Tuesday, February 17, 2009
About a week ago I read Eggbeater's post about sinking cakes. Sinking is an adjective there, not a verb (though the image of a line of cakes being submerged in a bathtub amuses me). The post was full of useful information about why cakes' middles sink, and things to do to avoid this--all useful stuff. But what especially got me was the idea of having a relationship with a cake.
So that was running through my head last week as I baked Pavel's birthday cake. Pavel loves cakes of all kinds--fancy liquor-soaked layer cakes filled with nuts and dried fruits, rich chocolate cakes, pastry cream filled hazelnut tortes are some of his favorites. But he also is happy with a chocolate iced yellow cake. Which was a good thing this year, since his birthday caught us all in a bit of a time pinch.
But even though I was making the simplest of all yellow cakes (Flo Braker's 'Signature Yellow Cake' from her book Baking for all Occasions), I decided to work towards having a relationship with it. That meant taking it slow, and listening to the cake. It also meant coddling the cake a bit, and thinking about it ahead. Onto the counter went the butter, eggs, and milk to come to room temperature.

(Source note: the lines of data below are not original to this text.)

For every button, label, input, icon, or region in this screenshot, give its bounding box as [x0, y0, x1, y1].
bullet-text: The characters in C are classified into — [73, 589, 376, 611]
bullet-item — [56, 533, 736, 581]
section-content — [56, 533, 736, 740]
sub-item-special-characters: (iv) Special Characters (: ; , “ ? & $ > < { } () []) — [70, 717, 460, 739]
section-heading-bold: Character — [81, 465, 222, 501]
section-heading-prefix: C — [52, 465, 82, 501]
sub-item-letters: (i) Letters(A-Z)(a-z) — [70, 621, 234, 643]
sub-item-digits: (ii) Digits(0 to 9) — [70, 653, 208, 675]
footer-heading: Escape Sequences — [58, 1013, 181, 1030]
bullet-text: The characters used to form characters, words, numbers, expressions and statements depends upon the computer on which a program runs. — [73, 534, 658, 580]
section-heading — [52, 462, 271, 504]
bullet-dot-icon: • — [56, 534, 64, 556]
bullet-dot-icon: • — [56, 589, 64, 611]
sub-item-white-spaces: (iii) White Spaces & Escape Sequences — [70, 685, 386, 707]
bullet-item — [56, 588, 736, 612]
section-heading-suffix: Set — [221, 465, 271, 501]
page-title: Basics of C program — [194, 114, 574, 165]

Flour was weighed and sifted. Pans were readied, the oven preheated, eggs separated. When it was time to put the cake together, I let the butter take its time to cream, and then let the sugar cascade slowly into the batter. The eggs followed, oh so carefully--4 tablespoons at a time, as per directions.
Once it was time to add the dry ingredients and the milk, I stepped it up a bit. Early in the relationship there's plenty of time to enjoy one another. Once the dry ingredients meet the wet, you've got to take advantage, and stay in charge.
After getting the cake safely into the oven, there was time for me to lick out the bowl (it might be Pavel's birthday, but hey, I was the baker) and set up the racks. Sadly, as in many a relationship, my eye wandered a bit. I forgot--just for a second--about my cake, and let it bake a couple minutes longer than I should have. That meant I was in no position to fault it for its homeliness. A little dowdy, it was, a bit misshapen. But who am I to talk?
In the best relationships, partners look past one anothers occasional foibles, loving the other for something a bit deeper. In this case, it was six layers of happiness. In the end, if I (or my husband!) can't forgive a birthday cake its imperfection, what chance do the two of us have?